2020 Virtual AIChE Annual Meeting
(411b) Tighter Bounds on Moment Trajectories of Stochastic Processes Via Semidefinite Programming
Moment bounding schemes for stationary as well as exit time and location distributions have been successfully employed in a range of applications including analysis of stochastic reaction networks [3, 8, 10, 5, 2], diffusion processes [11, 7] and the pricing of financial derivatives [6, 9]. In contrast, bounding schemes for moment trajectories are less well-established. In this work, we extend the recently proposed semidefinite programming based bounding scheme for transient moment solutions of the Chemical Master Equation by Dowdy and Barton [4]. The main contribution is a novel hierarchy of linear and semidefinite moment conditions which directly reflects temporal causality of the moment trajectories.
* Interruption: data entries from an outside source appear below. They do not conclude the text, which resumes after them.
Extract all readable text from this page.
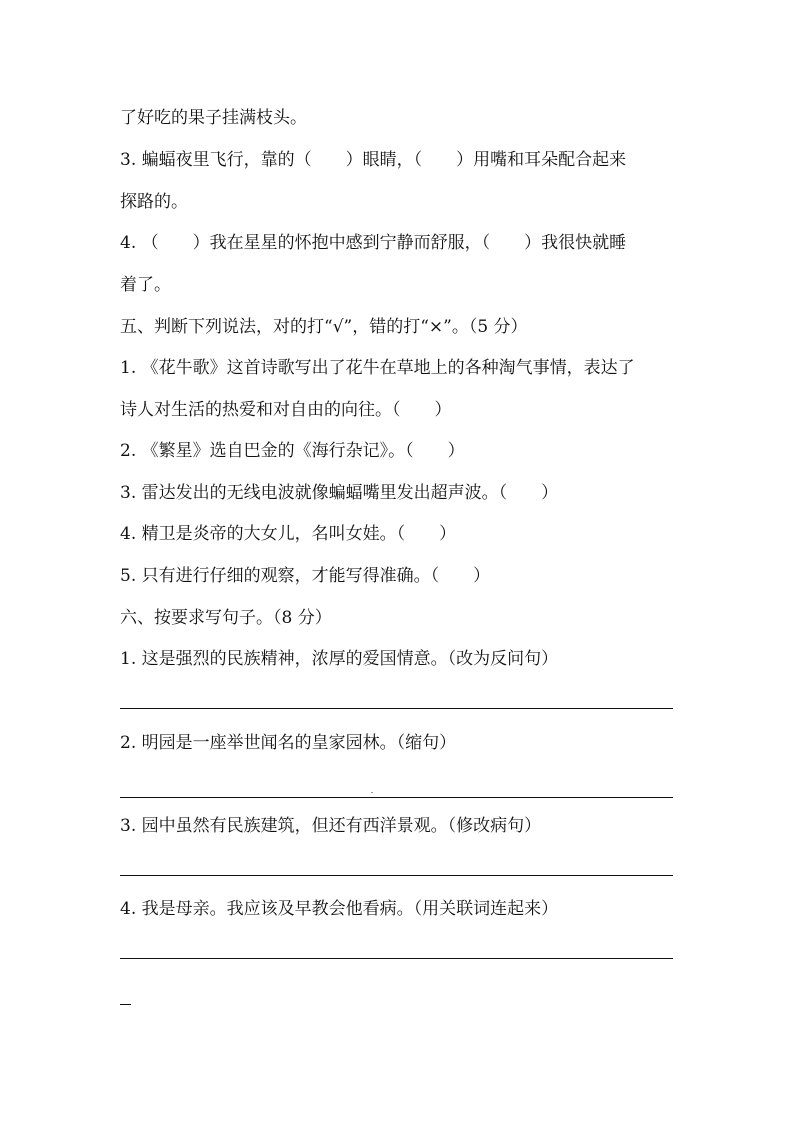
了好吃的果子挂满枝头。

3. 蝙蝠夜里飞行，靠的（　　）眼睛，（　　）用嘴和耳朵配合起来

探路的。

4. （　　）我在星星的怀抱中感到宁静而舒服，（　　）我很快就睡

着了。

五、判断下列说法，对的打“√”，错的打“×”。（5 分）

1. 《花牛歌》这首诗歌写出了花牛在草地上的各种淘气事情，表达了

诗人对生活的热爱和对自由的向往。（　　）

2. 《繁星》选自巴金的《海行杂记》。（　　）

3. 雷达发出的无线电波就像蝙蝠嘴里发出超声波。（　　）

4. 精卫是炎帝的大女儿，名叫女娃。（　　）

5. 只有进行仔细的观察，才能写得准确。（　　）

六、按要求写句子。（8 分）

1. 这是强烈的民族精神，浓厚的爱国情意。（改为反问句）

2. 明园是一座举世闻名的皇家园林。（缩句）

3. 园中虽然有民族建筑，但还有西洋景观。（修改病句）

4. 我是母亲。我应该及早教会他看病。（用关联词连起来）
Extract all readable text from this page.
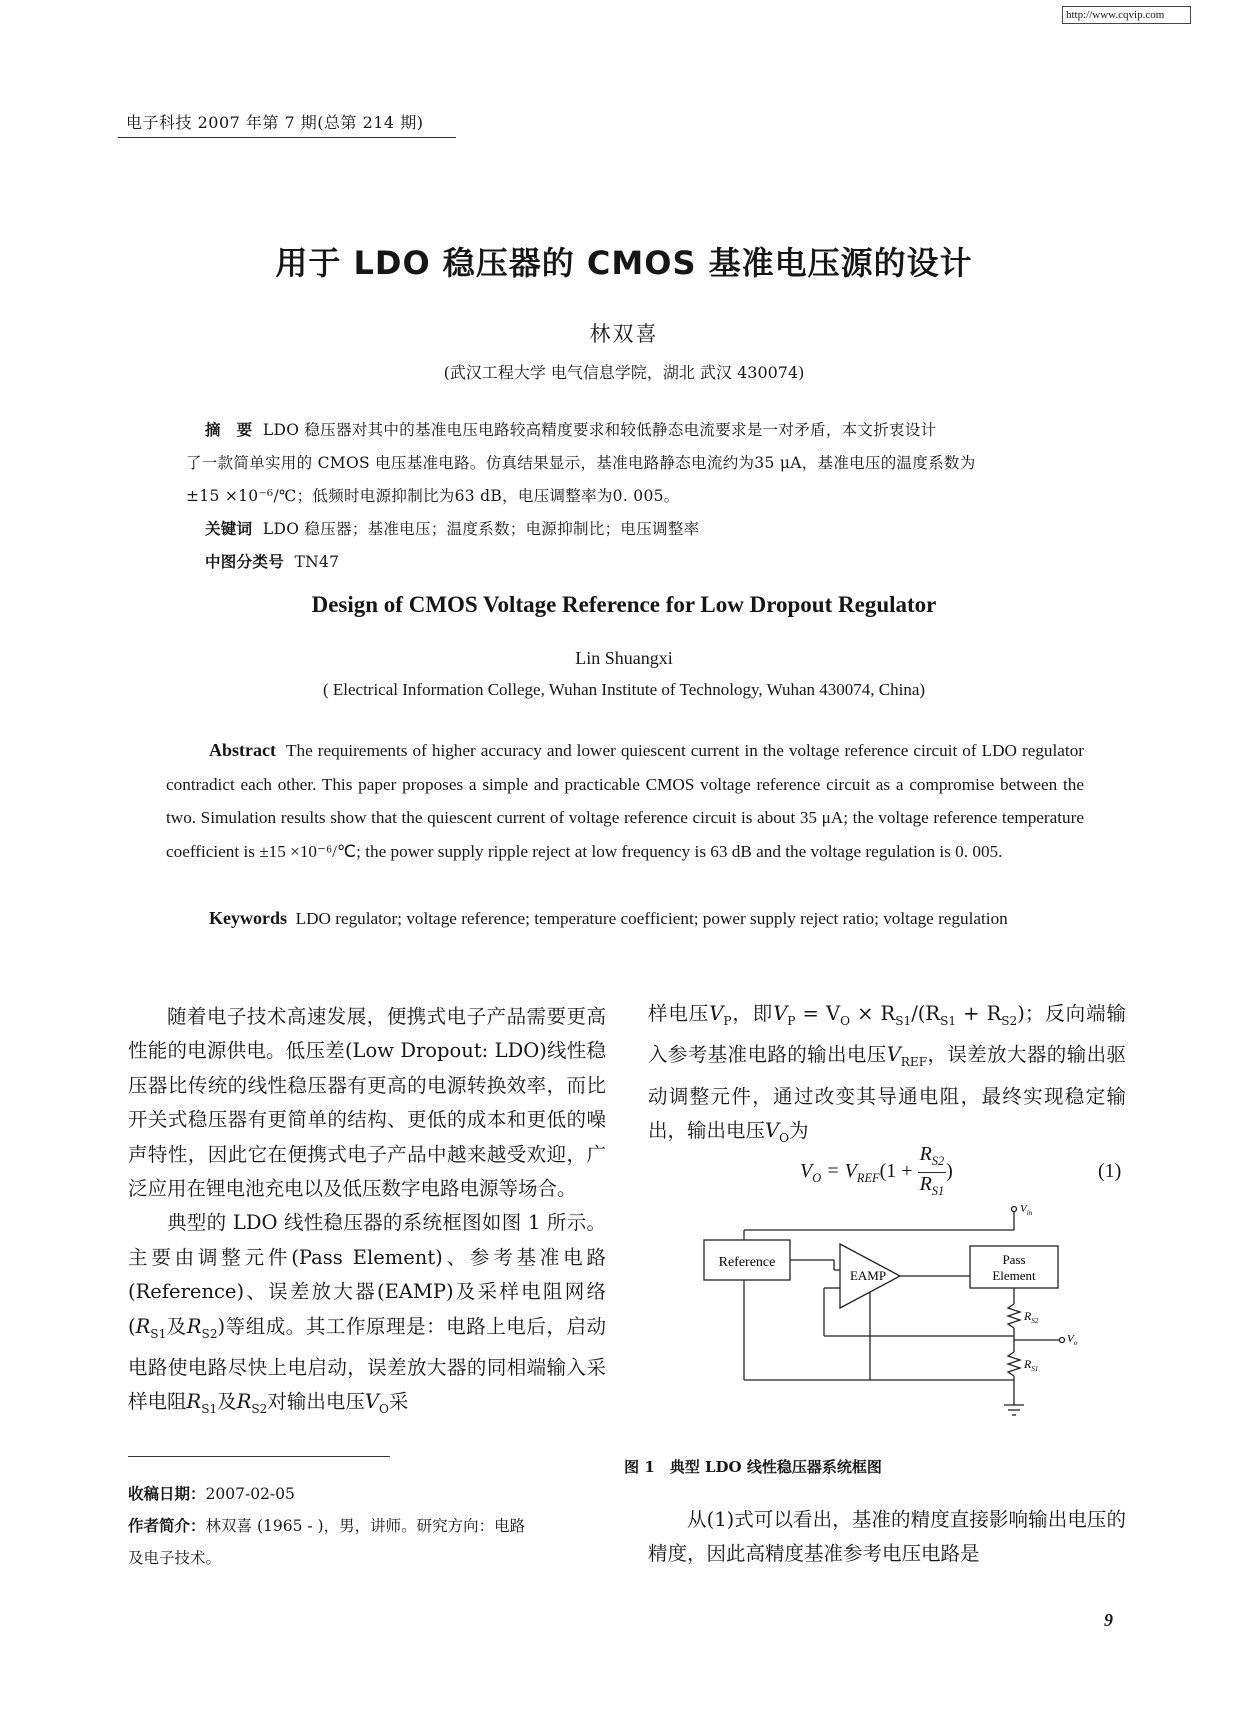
http://www.cqvip.com
电子科技 2007 年第 7 期(总第 214 期)
用于 LDO 稳压器的 CMOS 基准电压源的设计
林双喜
(武汉工程大学 电气信息学院，湖北 武汉 430074)
摘　要 LDO 稳压器对其中的基准电压电路较高精度要求和较低静态电流要求是一对矛盾，本文折衷设计
了一款简单实用的 CMOS 电压基准电路。仿真结果显示，基准电路静态电流约为35 μA，基准电压的温度系数为
±15 ×10⁻⁶/℃；低频时电源抑制比为63 dB，电压调整率为0. 005。
关键词 LDO 稳压器；基准电压；温度系数；电源抑制比；电压调整率
中图分类号 TN47
Design of CMOS Voltage Reference for Low Dropout Regulator
Lin Shuangxi
( Electrical Information College, Wuhan Institute of Technology, Wuhan 430074, China)
Abstract The requirements of higher accuracy and lower quiescent current in the voltage reference circuit of LDO regulator contradict each other. This paper proposes a simple and practicable CMOS voltage reference circuit as a compromise between the two. Simulation results show that the quiescent current of voltage reference circuit is about 35 μA; the voltage reference temperature coefficient is ±15 ×10⁻⁶/℃; the power supply ripple reject at low frequency is 63 dB and the voltage regulation is 0. 005.
Keywords LDO regulator; voltage reference; temperature coefficient; power supply reject ratio; voltage regulation

随着电子技术高速发展，便携式电子产品需要更高性能的电源供电。低压差(Low Dropout: LDO)线性稳压器比传统的线性稳压器有更高的电源转换效率，而比开关式稳压器有更简单的结构、更低的成本和更低的噪声特性，因此它在便携式电子产品中越来越受欢迎，广泛应用在锂电池充电以及低压数字电路电源等场合。

典型的 LDO 线性稳压器的系统框图如图 1 所示。主要由调整元件(Pass Element)、参考基准电路(Reference)、误差放大器(EAMP)及采样电阻网络($R_{S1}$及$R_{S2}$)等组成。其工作原理是：电路上电后，启动电路使电路尽快上电启动，误差放大器的同相端输入采样电阻$R_{S1}$及$R_{S2}$对输出电压$V_O$采

样电压$V_P$，即$V_P = V_O \times R_{S1}/(R_{S1} + R_{S2})$；反向端输入参考基准电路的输出电压$V_{REF}$，误差放大器的输出驱动调整元件，通过改变其导通电阻，最终实现稳定输出，输出电压$V_O$为

$V_O = V_{REF}(1 + \frac{R_{S2}}{R_{S1}}$ )	(1)
Reference
EAMP
Pass
Element
$V_{in}$
$V_o$
$R_{S2}$
$R_{S1}$
图 1　典型 LDO 线性稳压器系统框图
收稿日期：2007-02-05
作者简介：林双喜 (1965 - )，男，讲师。研究方向：电路
及电子技术。

从(1)式可以看出，基准的精度直接影响输出电压的精度，因此高精度基准参考电压电路是

9
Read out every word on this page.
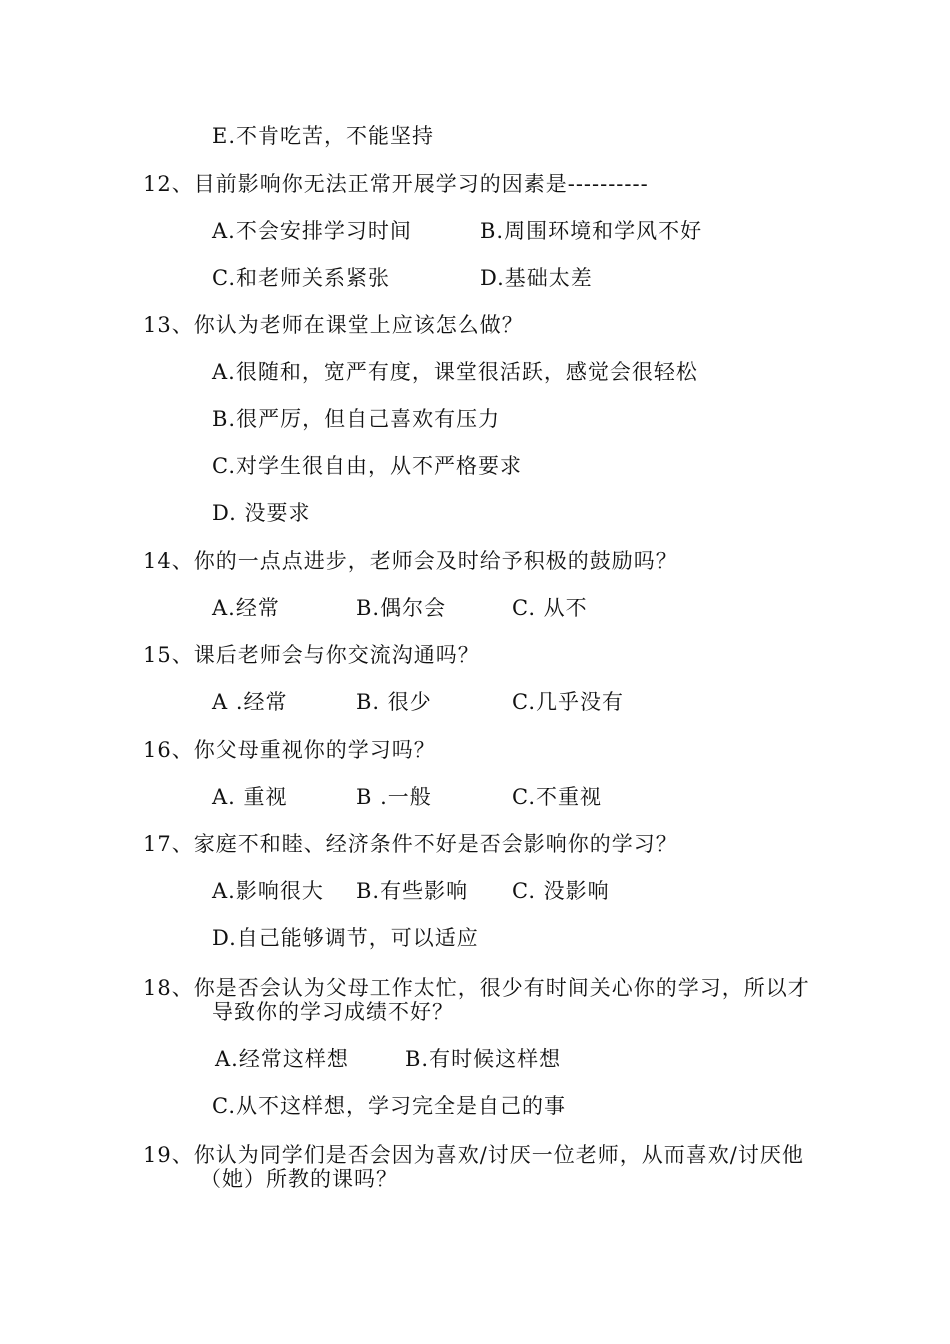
E.不肯吃苦，不能坚持
12、目前影响你无法正常开展学习的因素是----------
A.不会安排学习时间	B.周围环境和学风不好
C.和老师关系紧张	D.基础太差
13、你认为老师在课堂上应该怎么做？
A.很随和，宽严有度，课堂很活跃，感觉会很轻松
B.很严厉，但自己喜欢有压力
C.对学生很自由，从不严格要求
D. 没要求
14、你的一点点进步，老师会及时给予积极的鼓励吗？
A.经常	B.偶尔会	C. 从不
15、课后老师会与你交流沟通吗？
A .经常	B. 很少	C.几乎没有
16、你父母重视你的学习吗？
A. 重视	B .一般	C.不重视
17、家庭不和睦、经济条件不好是否会影响你的学习？
A.影响很大 B.有些影响 C. 没影响
D.自己能够调节，可以适应
18、你是否会认为父母工作太忙，很少有时间关心你的学习，所以才
导致你的学习成绩不好？
A.经常这样想	B.有时候这样想
C.从不这样想，学习完全是自己的事
19、你认为同学们是否会因为喜欢/讨厌一位老师，从而喜欢/讨厌他
（她）所教的课吗？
These constraints allow to tighten the generated bounds considerably while possessing a favorable scaling behavior (linear vs. combinatorial) when compared to the set of moment conditions employed by Dowdy and Barton [4]. Additionally, we present a new bounding scheme based on a polynomial restriction of a related continuous-time optimal control problem. The resultant infinite dimensional optimization problem is reduced to a finite semidefinite program via a sum-of-squares characterizations of matrix polynomials [1] to enforce semidefinite constraints over the continuum of time. As an aside, we note that all results naturally extend to bounding the transient moments associated with stochastic processes described by Itô differential equations with polynomial drift and diffusion coefficients. We illustrate the results with examples drawn from stochastic chemical kinetics and other fields.